More on efforts done for colledge admissions [2] .
IPR (Intellectual Property Right )
Getting an patent or a copyright and then enforcing it is so highly impossible, that a lot of genuine innovative ideas cannot be legally given protection. This results in cheap knockoffs being sold, and the founder getting dejected.
The WHY
A lot of startups seemingly try to solve problems that do not exist. It is not that such startups are doomed to fail, you can easily create a new category of products and dominate it (Ex. Apple with iPhones). But a lot of them especially those that are funded and marketed by government startup accelerators, seemingly solve a problem that is not there in the first place. If I get a cool idea I can definitely build it, but calling it an innovation, highly depends on what is defined as innovation.
Whatever we build should be addressing a real problem, if it actually revolutionizes a field, then calling it an innovation will be appropriate. Even if it helps anyone, or addresses an actual problem that people have, then it’s a successful innovation. And the best way to achieve this is to first observe and understand the problems that people face.
In short
Every startup need not be innovation, and every innovation need not be a startup.
We need to promote a mindset of innovation-cult, rather than a mere toxic race of having a startup as seen in several college admissions (as focus shifts from just academic scores to Extra-curricular activities). We need the innovators of today to shape our tomorrow, rather than just being mere motivational speakers (/s). The youth needs to explore, observe the world around them carefully; understand the problems the society they live in faces, and then find a solution. Copying Arduino code from a YouTube video is not an innovation, the idea and the problem it addresses is.
[1]
Firstly the problem starts with the fact that, how and where we expect innovation to come from, we want children to solve problems because they are creative (a clean page if you will), but the fact we forget is innovation generally comes from an mindset, and most importantly one child can’t go ahead without much context to solve the next global problems. Children can definitely innovate, but the problem is expecting everyone will innovate. World changing innovation at age of 10 is wrong, it isn’t feasible, some will, most won’t. And our marketing is about how a 6 year old can potential build the next Google.

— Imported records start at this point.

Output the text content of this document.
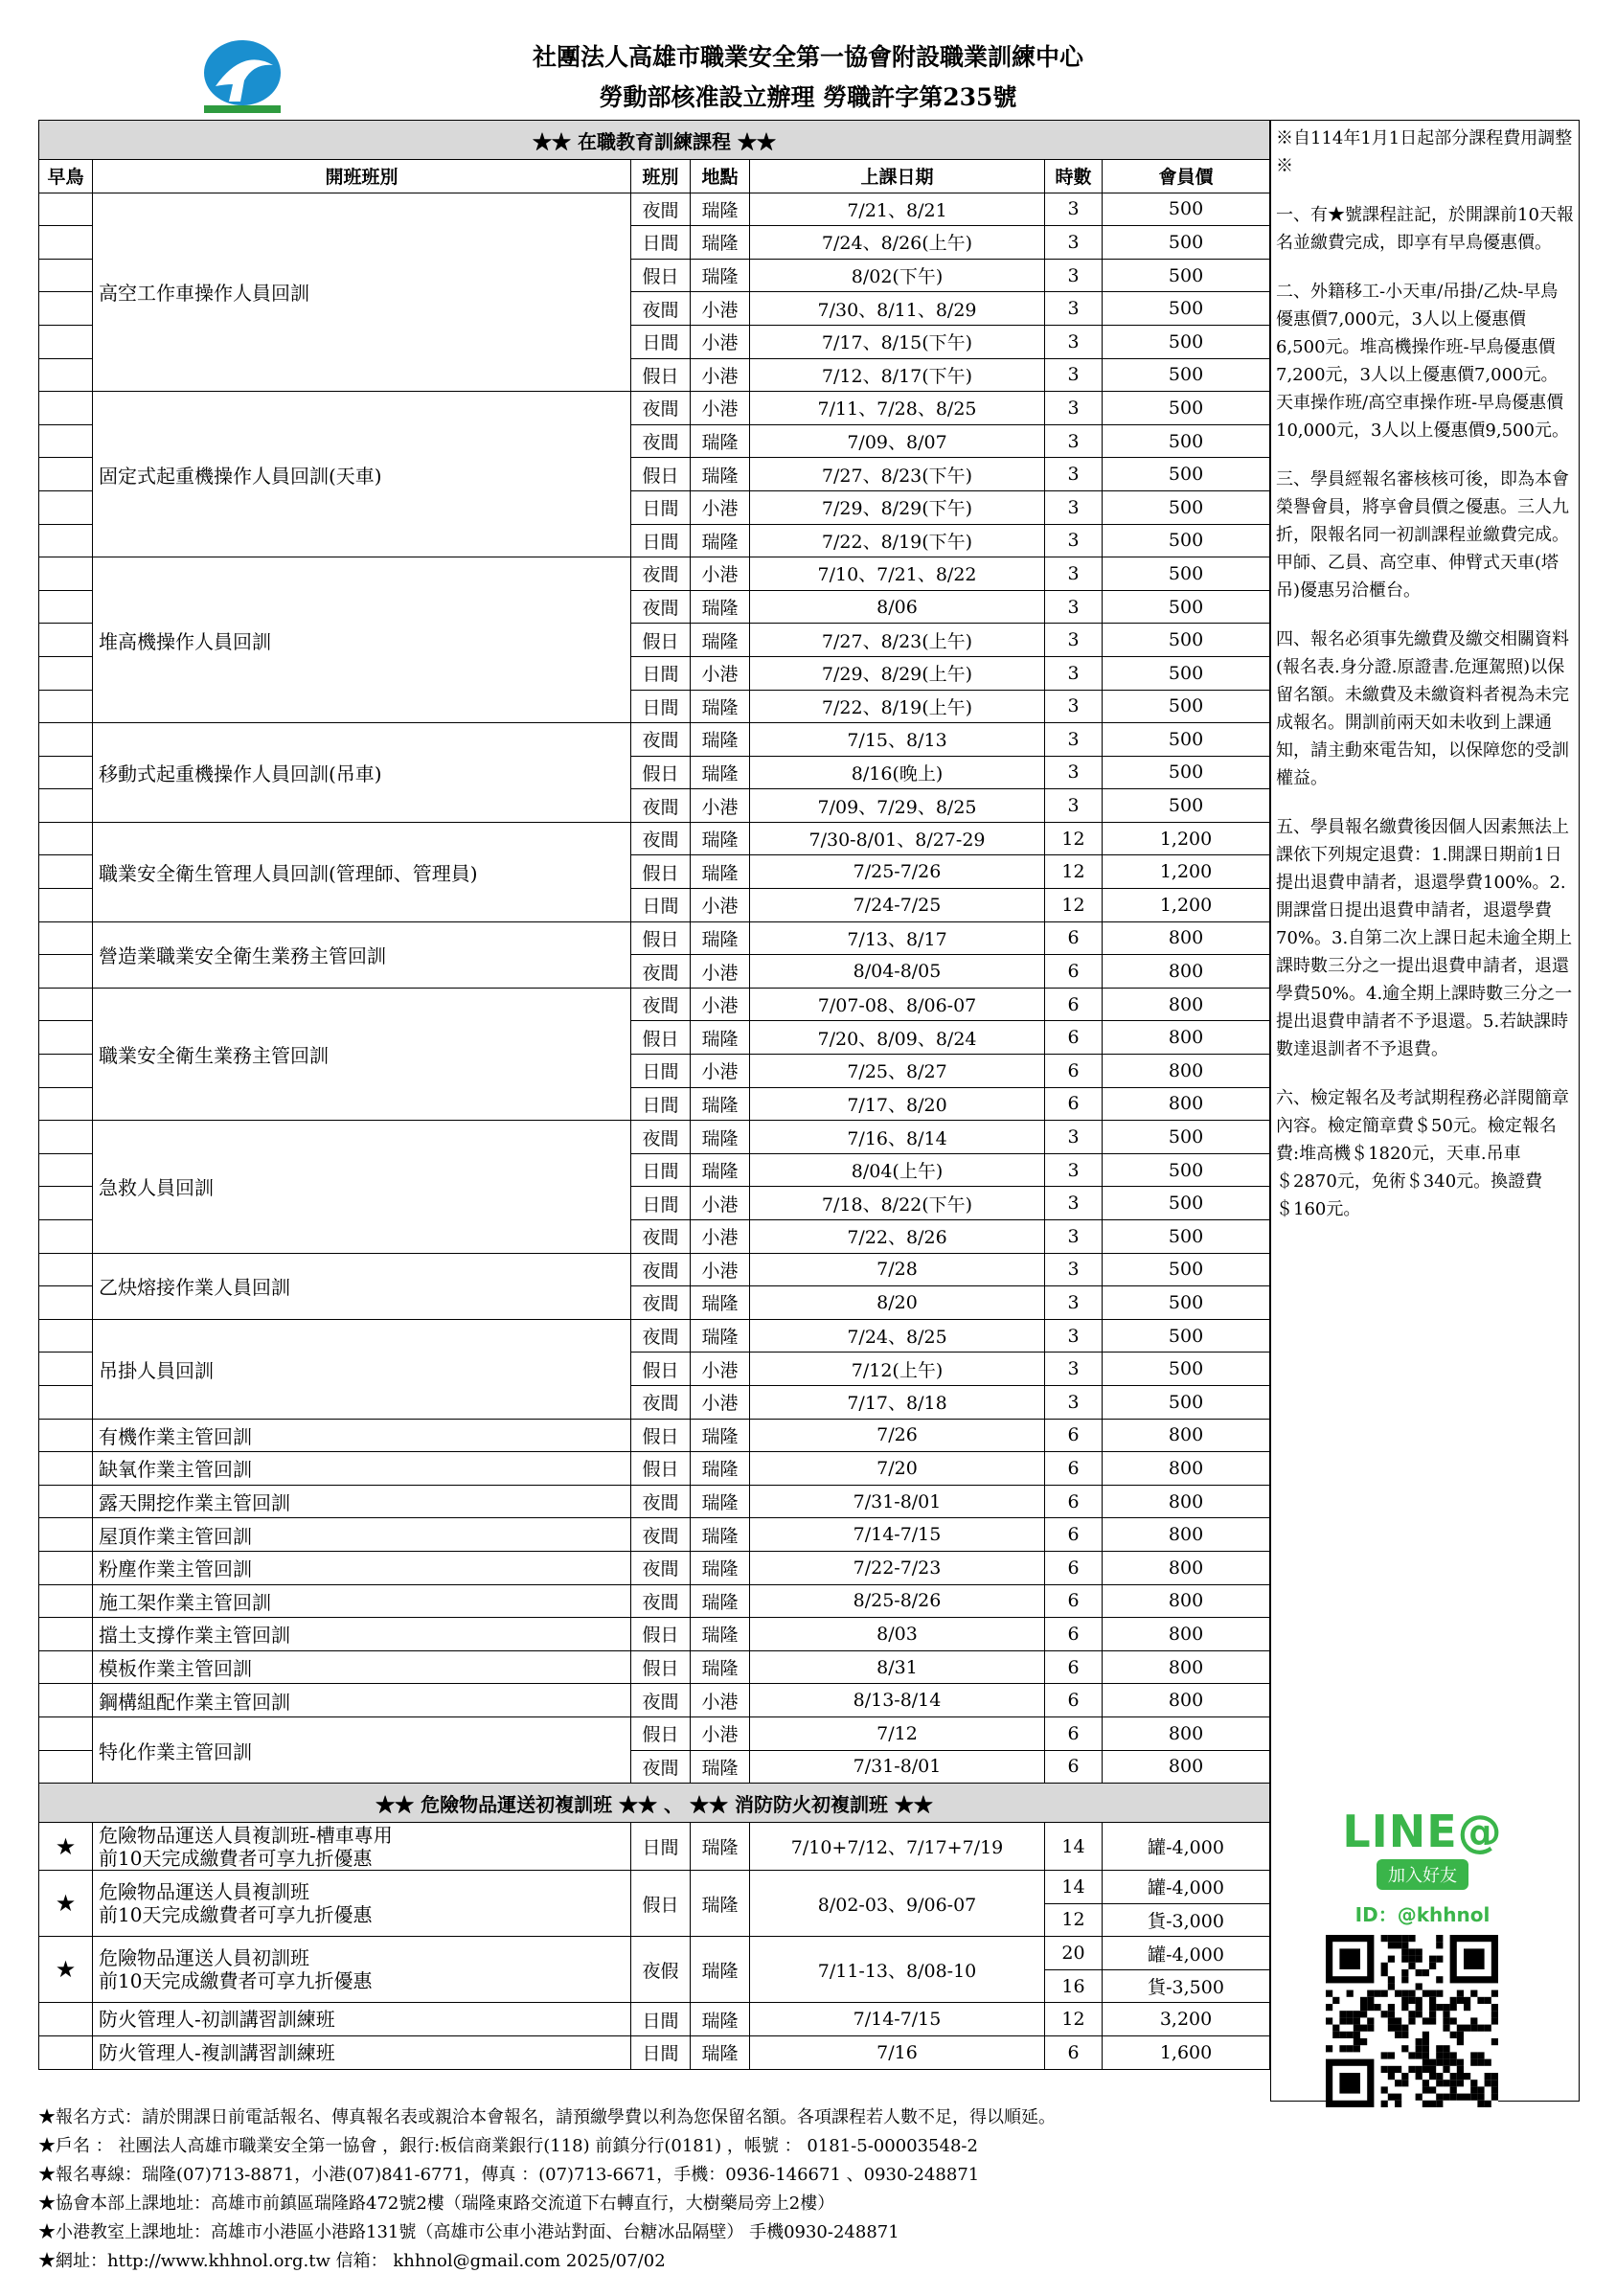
社團法人高雄市職業安全第一協會附設職業訓練中心
勞動部核准設立辦理 勞職許字第235號
★★ 在職教育訓練課程 ★★						
早鳥	開班班別	班別	地點	上課日期	時數	會員價
	高空工作車操作人員回訓	夜間	瑞隆	7/21、8/21	3	500
		日間	瑞隆	7/24、8/26(上午)	3	500
		假日	瑞隆	8/02(下午)	3	500
		夜間	小港	7/30、8/11、8/29	3	500
		日間	小港	7/17、8/15(下午)	3	500
		假日	小港	7/12、8/17(下午)	3	500
	固定式起重機操作人員回訓(天車)	夜間	小港	7/11、7/28、8/25	3	500
		夜間	瑞隆	7/09、8/07	3	500
		假日	瑞隆	7/27、8/23(下午)	3	500
		日間	小港	7/29、8/29(下午)	3	500
		日間	瑞隆	7/22、8/19(下午)	3	500
	堆高機操作人員回訓	夜間	小港	7/10、7/21、8/22	3	500
		夜間	瑞隆	8/06	3	500
		假日	瑞隆	7/27、8/23(上午)	3	500
		日間	小港	7/29、8/29(上午)	3	500
		日間	瑞隆	7/22、8/19(上午)	3	500
	移動式起重機操作人員回訓(吊車)	夜間	瑞隆	7/15、8/13	3	500
		假日	瑞隆	8/16(晚上)	3	500
		夜間	小港	7/09、7/29、8/25	3	500
	職業安全衛生管理人員回訓(管理師、管理員)	夜間	瑞隆	7/30-8/01、8/27-29	12	1,200
		假日	瑞隆	7/25-7/26	12	1,200
		日間	小港	7/24-7/25	12	1,200
	營造業職業安全衛生業務主管回訓	假日	瑞隆	7/13、8/17	6	800
		夜間	小港	8/04-8/05	6	800
	職業安全衛生業務主管回訓	夜間	小港	7/07-08、8/06-07	6	800
		假日	瑞隆	7/20、8/09、8/24	6	800
		日間	小港	7/25、8/27	6	800
		日間	瑞隆	7/17、8/20	6	800
	急救人員回訓	夜間	瑞隆	7/16、8/14	3	500
		日間	瑞隆	8/04(上午)	3	500
		日間	小港	7/18、8/22(下午)	3	500
		夜間	小港	7/22、8/26	3	500
	乙炔熔接作業人員回訓	夜間	小港	7/28	3	500
		夜間	瑞隆	8/20	3	500
	吊掛人員回訓	夜間	瑞隆	7/24、8/25	3	500
		假日	小港	7/12(上午)	3	500
		夜間	小港	7/17、8/18	3	500
	有機作業主管回訓	假日	瑞隆	7/26	6	800
	缺氧作業主管回訓	假日	瑞隆	7/20	6	800
	露天開挖作業主管回訓	夜間	瑞隆	7/31-8/01	6	800
	屋頂作業主管回訓	夜間	瑞隆	7/14-7/15	6	800
	粉塵作業主管回訓	夜間	瑞隆	7/22-7/23	6	800
	施工架作業主管回訓	夜間	瑞隆	8/25-8/26	6	800
	擋土支撐作業主管回訓	假日	瑞隆	8/03	6	800
	模板作業主管回訓	假日	瑞隆	8/31	6	800
	鋼構組配作業主管回訓	夜間	小港	8/13-8/14	6	800
	特化作業主管回訓	假日	小港	7/12	6	800
		夜間	瑞隆	7/31-8/01	6	800
★★ 危險物品運送初複訓班 ★★ 、 ★★ 消防防火初複訓班 ★★						
★	危險物品運送人員複訓班-槽車專用
前10天完成繳費者可享九折優惠	日間	瑞隆	7/10+7/12、7/17+7/19	14	罐-4,000
★	危險物品運送人員複訓班
前10天完成繳費者可享九折優惠	假日	瑞隆	8/02-03、9/06-07	14	罐-4,000
					12	貨-3,000
★	危險物品運送人員初訓班
前10天完成繳費者可享九折優惠	夜假	瑞隆	7/11-13、8/08-10	20	罐-4,000
					16	貨-3,500

	防火管理人-初訓講習訓練班	日間	瑞隆	7/14-7/15	12	3,200

	防火管理人-複訓講習訓練班	日間	瑞隆	7/16	6	1,600

※自114年1月1日起部分課程費用調整※

一、有★號課程註記，於開課前10天報名並繳費完成，即享有早鳥優惠價。

二、外籍移工-小天車/吊掛/乙炔-早鳥優惠價7,000元，3人以上優惠價6,500元。堆高機操作班-早鳥優惠價7,200元，3人以上優惠價7,000元。天車操作班/高空車操作班-早鳥優惠價10,000元，3人以上優惠價9,500元。

三、學員經報名審核核可後，即為本會榮譽會員，將享會員價之優惠。三人九折，限報名同一初訓課程並繳費完成。甲師、乙員、高空車、伸臂式天車(塔吊)優惠另洽櫃台。

四、報名必須事先繳費及繳交相關資料(報名表.身分證.原證書.危運駕照)以保留名額。未繳費及未繳資料者視為未完成報名。開訓前兩天如未收到上課通知，請主動來電告知，以保障您的受訓權益。

五、學員報名繳費後因個人因素無法上課依下列規定退費：1.開課日期前1日提出退費申請者，退還學費100%。2.開課當日提出退費申請者，退還學費70%。3.自第二次上課日起未逾全期上課時數三分之一提出退費申請者，退還學費50%。4.逾全期上課時數三分之一提出退費申請者不予退還。5.若缺課時數達退訓者不予退費。

六、檢定報名及考試期程務必詳閱簡章內容。檢定簡章費＄50元。檢定報名費:堆高機＄1820元，天車.吊車＄2870元，免術＄340元。換證費＄160元。

LINE@
加入好友
ID：@khhnol
★報名方式：請於開課日前電話報名、傳真報名表或親洽本會報名，請預繳學費以利為您保留名額。各項課程若人數不足，得以順延。
★戶名 ： 社團法人高雄市職業安全第一協會 ，銀行:板信商業銀行(118) 前鎮分行(0181) ，帳號 ： 0181-5-00003548-2
★報名專線：瑞隆(07)713-8871，小港(07)841-6771，傳真 ：(07)713-6671，手機：0936-146671 、0930-248871
★協會本部上課地址：高雄市前鎮區瑞隆路472號2樓（瑞隆東路交流道下右轉直行，大樹藥局旁上2樓）
★小港教室上課地址：高雄市小港區小港路131號（高雄市公車小港站對面、台糖冰品隔壁） 手機0930-248871
★網址：http://www.khhnol.org.tw 信箱： khhnol@gmail.com 2025/07/02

It is about the mindset, be it starting from approach to a small question or a school project.
How students and youth ( a small minority of ) are also encouraged, sometimes in wrong way
When the youth does come up with viable solutions for real problems, the marketing is focused on the innovator and fame rather than the innovation. At this tender age most get under the burden of fame and never really explore beyond that and this becomes their peak and saturation. What it leads to is that we as a society loose a potential innovator, if we value a deserving innovation over a not that impactful project by a 12 year old. We are promoting this ideology – It doesn’t matter how good your project is but how fast and at younger age you develop it. As a consequence, this hampers the growth of that innovation, leading to a stagnated development. Thus, this mindset needs to change
[2]
MIT Admissions
A lot of people suddenly to get into MIT or other such colleges have started to make startups which are “innovative” from solving he hunger crisis to establishing an NGO, the teen has done everything. The problem with this approach is that when a teen at a young age, gets a lot of credibility (in most cases) without a real product in hand, because of the burden you cannot go ahead and explore further.
Food for thought- Why Bal Shakti Puraskar awardees do not receive Bharat Ratna, or so on in other fields?